Pablo Picasso facts show that he was an active opponent of the infamous Spanish dictator General Francisco Franco. Picasso was a supporter of the Republic, which was overthrown by Franco’s military revolt, so it is no surprise that he spoke out against Franco’s regime on various occasions. His contempt for the dictator who overtook his homeland is clearly seen in many of his artworks, most notably in the famous Guernica from 1937 and The Dream and Lie of Franco from the same year. Picasso unfortunately didn’t live long enough to see Franco’s regime fall, as Franco died in November 1975, approximately two and a half years after Picasso.

Picasso Spent Most of His Life Outside of His Home Country

Starting in his early youth, Picasso was forced to move around quite a lot. He left his hometown of Malaga in southern Spain for La Coruña, La Coruña for Barcelona, Barcelona for Madrid and then vice-versa: Madrid for Barcelona. In his early twenties, he settled in Paris permanently, never to live in the General Franco-dictated Spain again. He didn’t even leave Paris when it was occupied by the Nazi Germans during World War II. Eventually he did leave the city, but only in his later years when he bought a few villas in the south of France, where he lived and painted until the end of his life.

Picasso Became a Communist Later on in His Life

Many people don’t know that Pablo Picasso became a communist in his sixties, during World War II. He joined the French Communist Party in 1944, shortly after the liberation of Paris from Nazi rule, and his explanation for his decision was a short and simple one. He stated, “I have found there all whom I respect most, the greatest thinkers, the greatest poets and all the faces of the resistance fighters.” Some of his (controversial) works from that period include the “Massacre in Korea”, portraying US soldiers attacking pregnant women and children, and a portrait of Stalin.
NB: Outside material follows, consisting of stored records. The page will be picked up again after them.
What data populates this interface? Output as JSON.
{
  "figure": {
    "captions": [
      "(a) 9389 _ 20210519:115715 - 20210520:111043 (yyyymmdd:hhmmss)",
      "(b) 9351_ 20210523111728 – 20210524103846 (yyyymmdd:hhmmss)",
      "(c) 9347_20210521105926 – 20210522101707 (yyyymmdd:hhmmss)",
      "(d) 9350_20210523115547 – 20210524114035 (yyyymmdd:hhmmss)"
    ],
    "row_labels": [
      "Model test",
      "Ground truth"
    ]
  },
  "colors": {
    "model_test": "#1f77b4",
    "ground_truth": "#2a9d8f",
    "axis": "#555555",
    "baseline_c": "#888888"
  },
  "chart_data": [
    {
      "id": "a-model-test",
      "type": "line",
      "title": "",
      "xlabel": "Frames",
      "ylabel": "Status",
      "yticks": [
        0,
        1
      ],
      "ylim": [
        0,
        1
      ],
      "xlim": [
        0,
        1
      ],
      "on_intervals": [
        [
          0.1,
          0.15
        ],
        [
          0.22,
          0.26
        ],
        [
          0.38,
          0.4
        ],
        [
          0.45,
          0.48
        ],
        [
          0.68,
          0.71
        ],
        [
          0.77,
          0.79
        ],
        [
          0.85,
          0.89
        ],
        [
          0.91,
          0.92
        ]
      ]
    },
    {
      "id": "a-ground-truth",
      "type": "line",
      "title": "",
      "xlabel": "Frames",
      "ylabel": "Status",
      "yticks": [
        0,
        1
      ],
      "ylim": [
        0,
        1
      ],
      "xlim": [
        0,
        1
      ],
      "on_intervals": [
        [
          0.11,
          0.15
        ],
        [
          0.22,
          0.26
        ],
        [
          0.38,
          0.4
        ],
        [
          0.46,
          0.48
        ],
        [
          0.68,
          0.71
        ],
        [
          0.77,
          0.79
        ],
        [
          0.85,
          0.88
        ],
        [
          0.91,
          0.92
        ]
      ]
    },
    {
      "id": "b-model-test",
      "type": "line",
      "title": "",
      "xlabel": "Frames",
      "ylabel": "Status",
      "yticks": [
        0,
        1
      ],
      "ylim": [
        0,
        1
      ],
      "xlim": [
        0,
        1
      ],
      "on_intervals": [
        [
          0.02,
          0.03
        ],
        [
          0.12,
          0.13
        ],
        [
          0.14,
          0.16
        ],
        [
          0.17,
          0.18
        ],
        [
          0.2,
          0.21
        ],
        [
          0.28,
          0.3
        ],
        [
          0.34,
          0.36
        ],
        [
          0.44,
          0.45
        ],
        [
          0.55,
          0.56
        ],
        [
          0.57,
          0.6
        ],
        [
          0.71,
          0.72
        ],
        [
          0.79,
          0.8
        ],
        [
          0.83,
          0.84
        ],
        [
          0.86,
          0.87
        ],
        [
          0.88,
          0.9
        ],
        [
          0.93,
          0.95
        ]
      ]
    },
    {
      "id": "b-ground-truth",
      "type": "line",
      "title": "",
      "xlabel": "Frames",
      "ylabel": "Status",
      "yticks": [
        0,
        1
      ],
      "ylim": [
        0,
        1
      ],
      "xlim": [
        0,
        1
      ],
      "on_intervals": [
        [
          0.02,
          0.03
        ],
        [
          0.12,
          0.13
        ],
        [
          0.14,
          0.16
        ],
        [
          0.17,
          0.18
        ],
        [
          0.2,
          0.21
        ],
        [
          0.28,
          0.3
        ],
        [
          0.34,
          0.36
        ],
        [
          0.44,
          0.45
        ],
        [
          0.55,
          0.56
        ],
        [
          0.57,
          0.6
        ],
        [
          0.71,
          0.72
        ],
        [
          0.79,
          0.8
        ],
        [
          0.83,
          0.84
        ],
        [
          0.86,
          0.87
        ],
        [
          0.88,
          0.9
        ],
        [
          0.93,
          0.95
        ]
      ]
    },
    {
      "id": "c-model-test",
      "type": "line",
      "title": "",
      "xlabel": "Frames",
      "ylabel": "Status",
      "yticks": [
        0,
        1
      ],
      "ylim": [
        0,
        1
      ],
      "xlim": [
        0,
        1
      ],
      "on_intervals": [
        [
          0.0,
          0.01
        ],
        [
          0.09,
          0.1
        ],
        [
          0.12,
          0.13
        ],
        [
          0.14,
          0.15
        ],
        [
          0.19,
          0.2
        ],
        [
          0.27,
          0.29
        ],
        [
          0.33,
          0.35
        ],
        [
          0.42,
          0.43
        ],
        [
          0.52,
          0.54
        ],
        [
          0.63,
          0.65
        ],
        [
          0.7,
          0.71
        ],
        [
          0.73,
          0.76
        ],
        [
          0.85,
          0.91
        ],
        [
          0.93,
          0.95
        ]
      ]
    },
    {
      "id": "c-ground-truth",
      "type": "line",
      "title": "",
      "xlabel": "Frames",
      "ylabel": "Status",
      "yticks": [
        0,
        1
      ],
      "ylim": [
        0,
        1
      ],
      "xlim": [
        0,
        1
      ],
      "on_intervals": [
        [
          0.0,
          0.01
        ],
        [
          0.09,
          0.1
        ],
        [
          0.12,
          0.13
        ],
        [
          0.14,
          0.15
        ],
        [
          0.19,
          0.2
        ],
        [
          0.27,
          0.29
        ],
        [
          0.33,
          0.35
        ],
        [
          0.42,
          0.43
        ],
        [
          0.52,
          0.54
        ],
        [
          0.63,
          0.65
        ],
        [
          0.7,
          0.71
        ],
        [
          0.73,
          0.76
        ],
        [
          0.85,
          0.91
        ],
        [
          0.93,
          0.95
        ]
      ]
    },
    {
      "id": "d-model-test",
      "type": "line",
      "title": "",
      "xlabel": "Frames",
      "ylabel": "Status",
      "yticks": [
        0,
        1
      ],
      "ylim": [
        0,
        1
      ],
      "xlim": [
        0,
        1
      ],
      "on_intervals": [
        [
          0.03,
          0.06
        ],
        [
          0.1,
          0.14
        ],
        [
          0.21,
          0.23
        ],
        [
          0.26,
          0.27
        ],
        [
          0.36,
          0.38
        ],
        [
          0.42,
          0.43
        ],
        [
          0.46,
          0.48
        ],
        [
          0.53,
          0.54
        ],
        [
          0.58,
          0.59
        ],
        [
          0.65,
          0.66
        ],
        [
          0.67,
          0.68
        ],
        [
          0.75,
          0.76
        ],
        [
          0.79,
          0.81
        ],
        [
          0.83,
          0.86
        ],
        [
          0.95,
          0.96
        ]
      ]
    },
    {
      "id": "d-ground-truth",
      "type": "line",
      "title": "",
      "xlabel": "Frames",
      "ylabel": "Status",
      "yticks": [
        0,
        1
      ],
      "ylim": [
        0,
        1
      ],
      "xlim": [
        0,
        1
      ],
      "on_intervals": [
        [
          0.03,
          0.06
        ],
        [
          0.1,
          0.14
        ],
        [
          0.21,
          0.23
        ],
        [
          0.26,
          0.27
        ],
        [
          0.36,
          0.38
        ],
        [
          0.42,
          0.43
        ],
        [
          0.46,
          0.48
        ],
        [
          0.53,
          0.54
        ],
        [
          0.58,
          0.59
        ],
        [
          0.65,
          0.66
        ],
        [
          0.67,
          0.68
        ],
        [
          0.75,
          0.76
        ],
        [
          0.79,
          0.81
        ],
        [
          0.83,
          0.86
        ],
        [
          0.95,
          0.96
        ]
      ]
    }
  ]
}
Despite joining the Communist Party, he was not always a supporter of communism and the Soviet Union – in 1956, for example, he signed a protest letter condemning the Soviet invasion of Hungary.

Picasso’s Paintings Are Very Popular Among Art Thieves

Pablo Picasso facts reveal a simple truth: more of his paintings have been stolen than any other artist in history. While this is certainly not the best thing that could have happened, it is a clear sign of how highly his artwork is valued on the market. Nearly 1,200 of his works are listed as stolen, missing or disputed, including Le pigeon aux petits pois,which was stolen during the infamous 2010 Paris Museum of Modern Art heist – one of the most daring (and most costly) art thefts in history.

Pablo Picasso Facts — Facts about Pablo Picasso Summary

Pablo Picasso FactsPablo Picasso, whose full name was Pablo Diego José Francisco de Paula Juan Nepomuceno María de los Remedios Cipriano de la Santísima Trinidad Ruiz y Picasso, was born in Malaga, Spain, on October 25, 1881. He showed his talent for art at a very young age and was encouraged by his father, who was also a painter. Picasso left his homeland in his early twenties, settling in the then center of the art world – Paris. He remained in France until his death in 1973, at the very respectable age of 91, so most of his art was created in France. His style and interests changed greatly over the course of his career, and his work is typically divided into various periods, starting with the Blue Period in the beginning of the 20th century. In addition to being one of the greatest painters of all time, Picasso also exhibited a talent for other forms of art, including writing poetry and plays.